AFTER successfully trialling wearable solar cells for soldiers, the Australian National University (ANU) says it will be commercialising the technology.
The wearable solar-cell technology was developed by the ANU Centre for Sustainable Energy Systems, to provide efficient power generation to the Soldier Integrated Power System (SIPS).
The project was a collaboration between the ANU, CSIRO and Tectonica Australia, as part of a $2.3 million contract awarded under the Capability and Technology Demonstrator (CTD) Program managed by the Defence Science and Technology Organisation (DSTO).

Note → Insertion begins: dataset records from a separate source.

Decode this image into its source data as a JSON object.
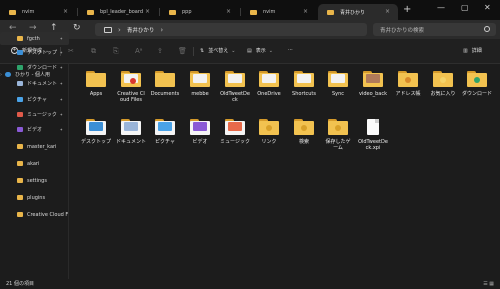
{
  "tabs": [
    {
      "label": "nvim",
      "active": false
    },
    {
      "label": "bpl_leader_board",
      "active": false
    },
    {
      "label": "ppp",
      "active": false
    },
    {
      "label": "nvim",
      "active": false
    },
    {
      "label": "青井ひかり",
      "active": true
    }
  ],
  "window": {
    "minimize": "—",
    "maximize": "▢",
    "close": "✕",
    "new_tab": "+",
    "tab_close": "×"
  },
  "nav": {
    "back": "←",
    "forward": "→",
    "up": "↑",
    "refresh": "↻"
  },
  "address": {
    "sep": "›",
    "crumb": "青井ひかり",
    "trail": "›"
  },
  "search": {
    "placeholder": "青井ひかりの検索"
  },
  "toolbar": {
    "new_label": "新規作成",
    "sort_label": "並べ替え",
    "view_label": "表示",
    "more": "···",
    "details_label": "詳細",
    "dropdown": "⌄",
    "cut": "✂",
    "copy": "⧉",
    "paste": "⎘",
    "rename": "Aᵃ",
    "share": "⇪",
    "delete": "🗑"
  },
  "sidebar": {
    "group": "ひかり - 個人用",
    "items": [
      {
        "label": "fgcth",
        "icon": "folder-icon",
        "color": "#e9b54a"
      },
      {
        "label": "デスクトップ",
        "icon": "desktop-icon",
        "color": "#3b8fd6"
      },
      {
        "label": "ダウンロード",
        "icon": "download-icon",
        "color": "#2ea36b"
      },
      {
        "label": "ドキュメント",
        "icon": "document-icon",
        "color": "#9ab5d9"
      },
      {
        "label": "ピクチャ",
        "icon": "pictures-icon",
        "color": "#4aa3e8"
      },
      {
        "label": "ミュージック",
        "icon": "music-icon",
        "color": "#e05a4a"
      },
      {
        "label": "ビデオ",
        "icon": "video-icon",
        "color": "#8a5ad6"
      },
      {
        "label": "master_kari",
        "icon": "folder-icon",
        "color": "#e9b54a"
      },
      {
        "label": "akari",
        "icon": "folder-icon",
        "color": "#e9b54a"
      },
      {
        "label": "settings",
        "icon": "folder-icon",
        "color": "#e9b54a"
      },
      {
        "label": "plugins",
        "icon": "folder-icon",
        "color": "#e9b54a"
      },
      {
        "label": "Creative Cloud F",
        "icon": "folder-icon",
        "color": "#e9b54a"
      }
    ]
  },
  "files": [
    {
      "label": "Apps",
      "type": "folder"
    },
    {
      "label": "Creative Cloud Files",
      "type": "creative"
    },
    {
      "label": "Documents",
      "type": "folder"
    },
    {
      "label": "mebbe",
      "type": "folder-doc"
    },
    {
      "label": "OldTweetDeck",
      "type": "folder-doc"
    },
    {
      "label": "OneDrive",
      "type": "folder-doc"
    },
    {
      "label": "Shortcuts",
      "type": "folder-doc"
    },
    {
      "label": "Sync",
      "type": "folder-doc"
    },
    {
      "label": "video_back",
      "type": "folder-photo"
    },
    {
      "label": "アドレス帳",
      "type": "address"
    },
    {
      "label": "お気に入り",
      "type": "favorites"
    },
    {
      "label": "ダウンロード",
      "type": "download"
    },
    {
      "label": "デスクトップ",
      "type": "desktop"
    },
    {
      "label": "ドキュメント",
      "type": "documents"
    },
    {
      "label": "ピクチャ",
      "type": "pictures"
    },
    {
      "label": "ビデオ",
      "type": "videos"
    },
    {
      "label": "ミュージック",
      "type": "music"
    },
    {
      "label": "リンク",
      "type": "links"
    },
    {
      "label": "検索",
      "type": "search"
    },
    {
      "label": "保存したゲーム",
      "type": "games"
    },
    {
      "label": "OldTweetDeck.xpi",
      "type": "file"
    }
  ],
  "status": {
    "count": "21 個の項目",
    "view_toggle": "☰ ▦"
  },
  "colors": {
    "folder": "#f2c250",
    "folder_back": "#d59a2a",
    "accent": "#3b8fd6"
  }
}
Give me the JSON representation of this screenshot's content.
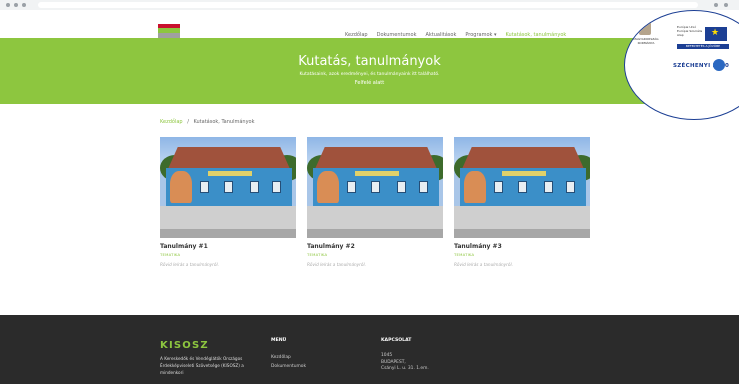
{
  "nav": {
    "items": [
      {
        "label": "Kezdőlap",
        "active": false
      },
      {
        "label": "Dokumentumok",
        "active": false
      },
      {
        "label": "Aktualitások",
        "active": false
      },
      {
        "label": "Programok ▾",
        "active": false
      },
      {
        "label": "Kutatások, tanulmányok",
        "active": true
      }
    ]
  },
  "hero": {
    "title": "Kutatás, tanulmányok",
    "subtitle": "Kutatásaink, azok eredményei, és tanulmányaink itt található.",
    "button": "Felfelé alatt"
  },
  "eu": {
    "crest_label": "MAGYARORSZÁG KORMÁNYA",
    "eu_text": "Európai Unió Európai Szociális Alap",
    "strip": "BEFEKTETÉS A JÖVŐBE",
    "szechenyi": "SZÉCHENYI 2020"
  },
  "breadcrumb": {
    "home": "Kezdőlap",
    "separator": "/",
    "current": "Kutatások, Tanulmányok"
  },
  "cards": [
    {
      "title": "Tanulmány #1",
      "category": "TEMATIKA",
      "desc": "Rövid leírás a tanulmányról."
    },
    {
      "title": "Tanulmány #2",
      "category": "TEMATIKA",
      "desc": "Rövid leírás a tanulmányról."
    },
    {
      "title": "Tanulmány #3",
      "category": "TEMATIKA",
      "desc": "Rövid leírás a tanulmányról."
    }
  ],
  "footer": {
    "brand": "KISOSZ",
    "about": "A Kereskedők és Vendéglátók Országos Érdekképviseleti Szövetsége (KISOSZ) a mindenkori",
    "menu_heading": "MENÜ",
    "menu_items": [
      "Kezdőlap",
      "Dokumentumok"
    ],
    "contact_heading": "KAPCSOLAT",
    "contact_lines": [
      "1045",
      "BUDAPEST,",
      "Csányi L. u. 31. 1.em."
    ]
  },
  "colors": {
    "accent": "#8dc63f",
    "footer_bg": "#2b2b2b",
    "eu_blue": "#1c3f94"
  }
}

Soldiers tested the system by using it to power equipment during a 72 hour training mission. By powering equipment such as night vision goggles, lights, GPS devices and communication systems via solar cells, the soldiers benefited from having to carry less battery weight, claimed Project Development Manager, Dr Igor Skryabin.

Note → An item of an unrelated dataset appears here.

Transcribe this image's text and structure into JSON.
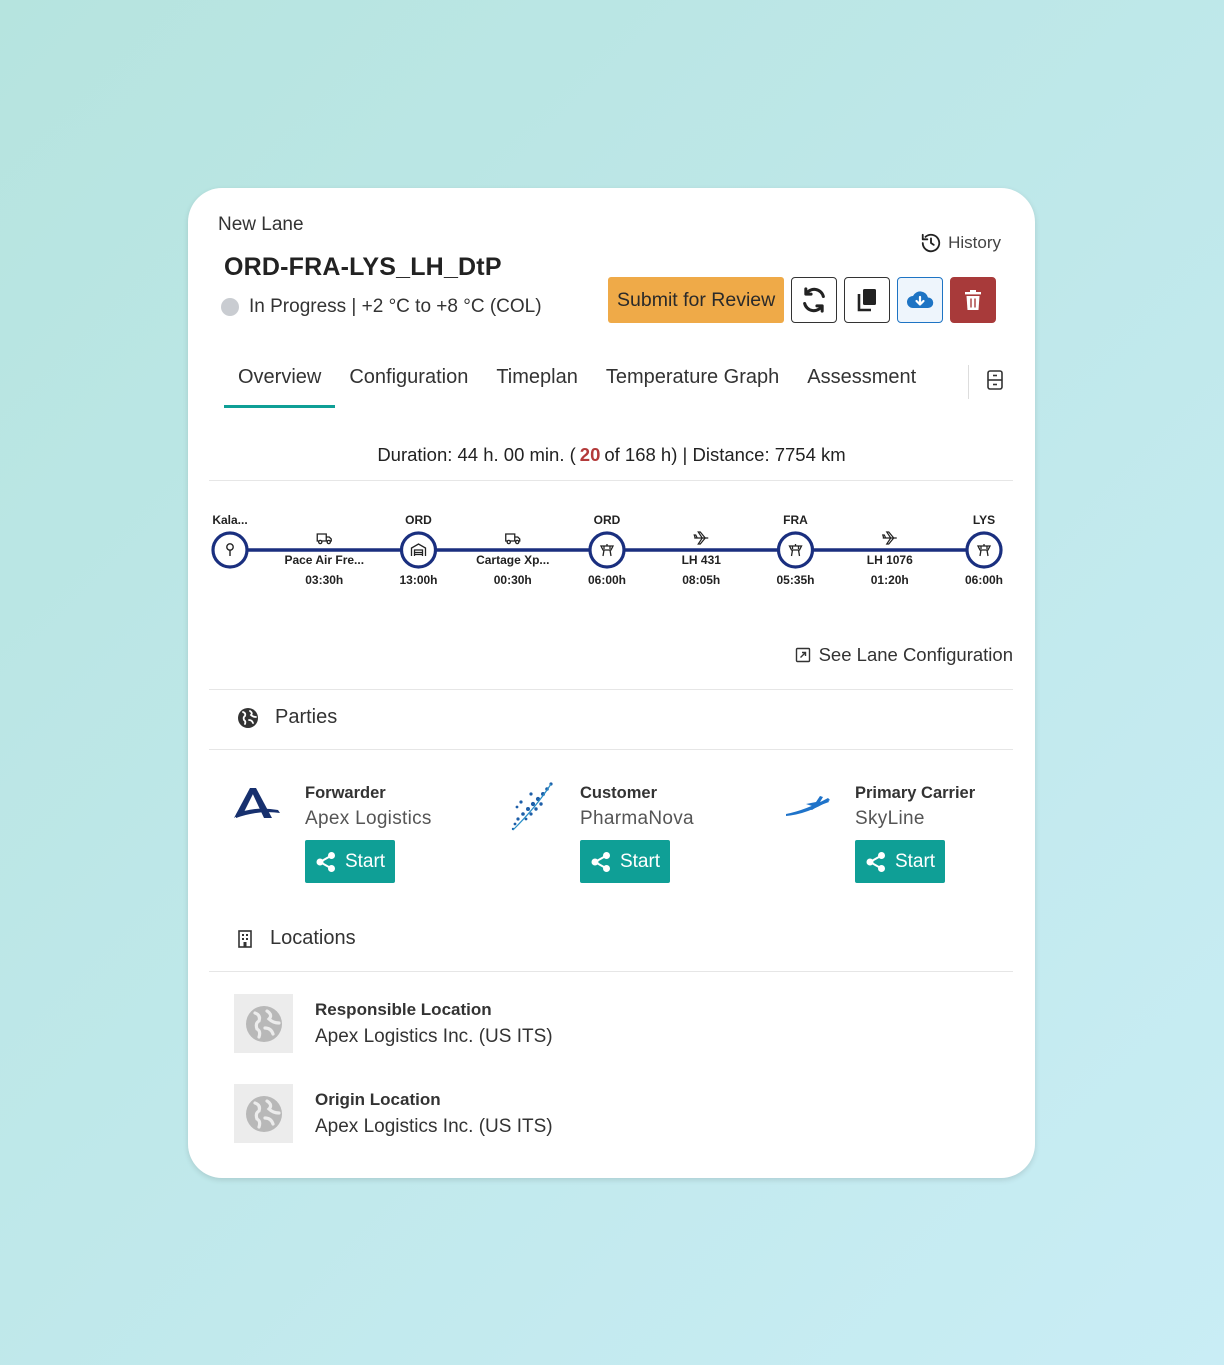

“The trials were performed by soldiers in a real mission environment with normal usage of power. In overcast conditions the ANU flexible panels produced sufficient power to maintain battery charge. In sunny conditions the panels charged the batteries," Dr Skryabin said.

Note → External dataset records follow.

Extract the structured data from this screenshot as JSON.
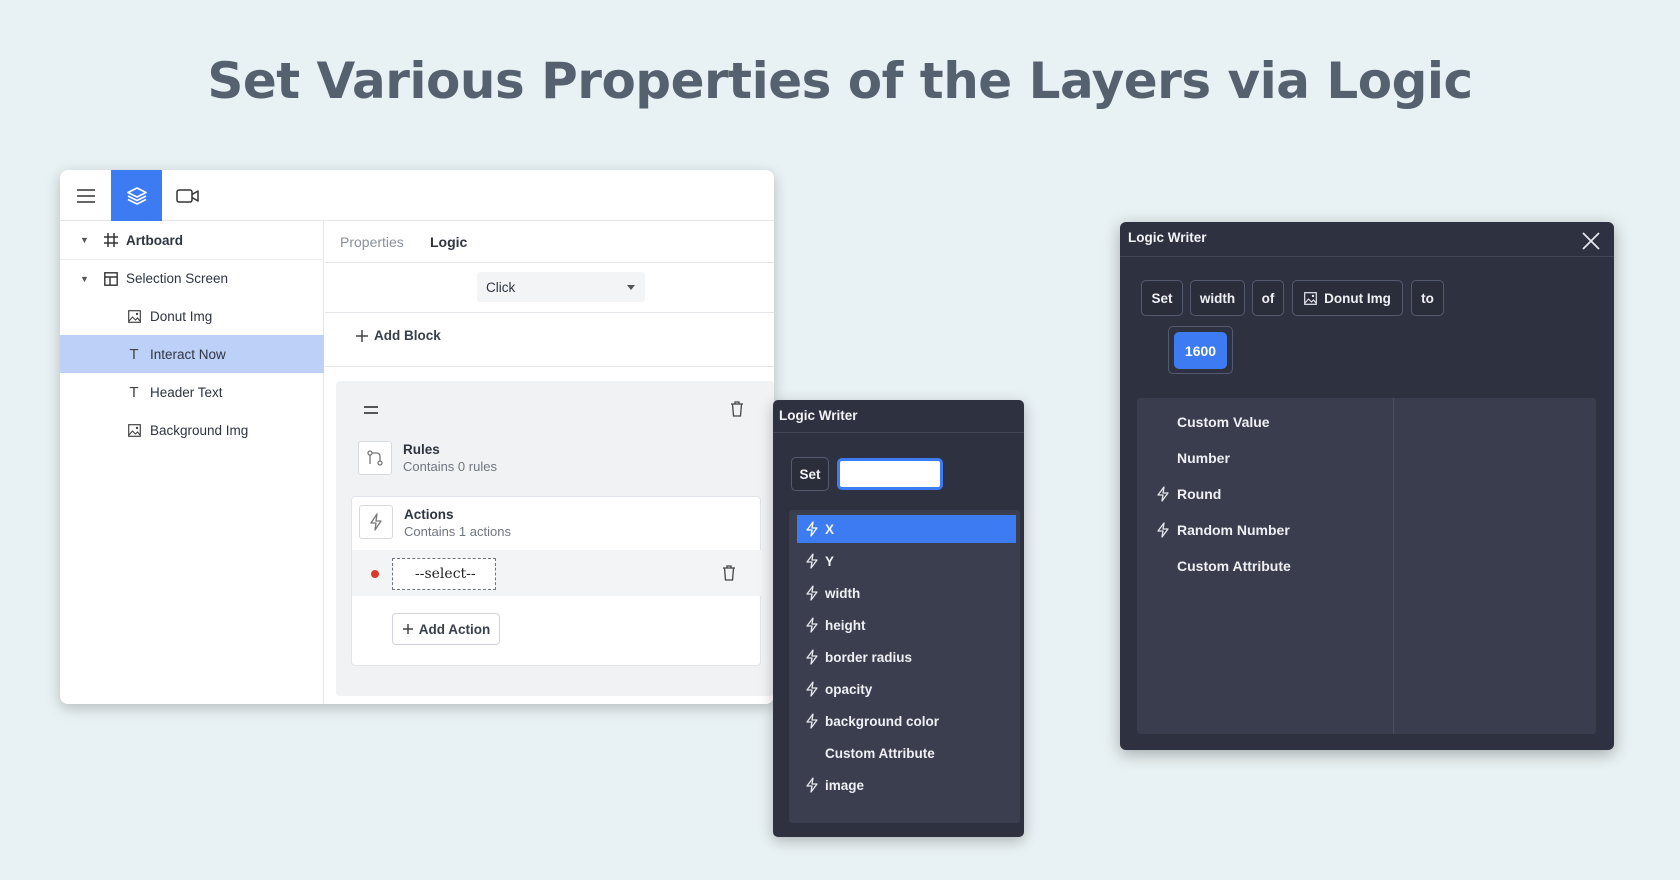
{
  "headline": "Set Various Properties of the Layers via Logic",
  "editor": {
    "tabs": {
      "properties": "Properties",
      "logic": "Logic"
    },
    "layers": [
      {
        "label": "Artboard",
        "icon": "artboard-icon"
      },
      {
        "label": "Selection Screen",
        "icon": "layout-icon"
      },
      {
        "label": "Donut Img",
        "icon": "image-icon"
      },
      {
        "label": "Interact Now",
        "icon": "text-icon",
        "selected": true
      },
      {
        "label": "Header Text",
        "icon": "text-icon"
      },
      {
        "label": "Background Img",
        "icon": "image-icon"
      }
    ],
    "trigger": "Click",
    "add_block": "Add Block",
    "rules": {
      "title": "Rules",
      "subtitle": "Contains 0 rules"
    },
    "actions": {
      "title": "Actions",
      "subtitle": "Contains 1 actions"
    },
    "select_value": "--select--",
    "add_action": "Add Action"
  },
  "logic_writer_mid": {
    "title": "Logic Writer",
    "set_label": "Set",
    "input_value": "",
    "options": [
      {
        "label": "X",
        "icon": "bolt-icon",
        "highlighted": true
      },
      {
        "label": "Y",
        "icon": "bolt-icon"
      },
      {
        "label": "width",
        "icon": "bolt-icon"
      },
      {
        "label": "height",
        "icon": "bolt-icon"
      },
      {
        "label": "border radius",
        "icon": "bolt-icon"
      },
      {
        "label": "opacity",
        "icon": "bolt-icon"
      },
      {
        "label": "background color",
        "icon": "bolt-icon"
      },
      {
        "label": "Custom Attribute",
        "icon": ""
      },
      {
        "label": "image",
        "icon": "bolt-icon"
      }
    ]
  },
  "logic_writer_right": {
    "title": "Logic Writer",
    "tokens": {
      "set": "Set",
      "property": "width",
      "of": "of",
      "layer": "Donut Img",
      "to": "to"
    },
    "value": "1600",
    "options": [
      {
        "label": "Custom Value",
        "icon": ""
      },
      {
        "label": "Number",
        "icon": ""
      },
      {
        "label": "Round",
        "icon": "bolt-icon"
      },
      {
        "label": "Random Number",
        "icon": "bolt-icon"
      },
      {
        "label": "Custom Attribute",
        "icon": ""
      }
    ]
  },
  "colors": {
    "accent": "#3d7bf2",
    "dark_panel": "#2e3140",
    "background": "#e8f1f3",
    "headline": "#566170"
  }
}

The core of the wearable solar panels is the SLIVER solar cell technology developed by ANU.
SLIVER cells have enabled the construction of efficient, rugged, flexible and light weight portable modules that convert light directly into electricity under a wide range of environmental conditions.
These cells have the same thickness of a sheet of paper or a human hair with an energy to weight ratio of more than 200 watts per kilogram.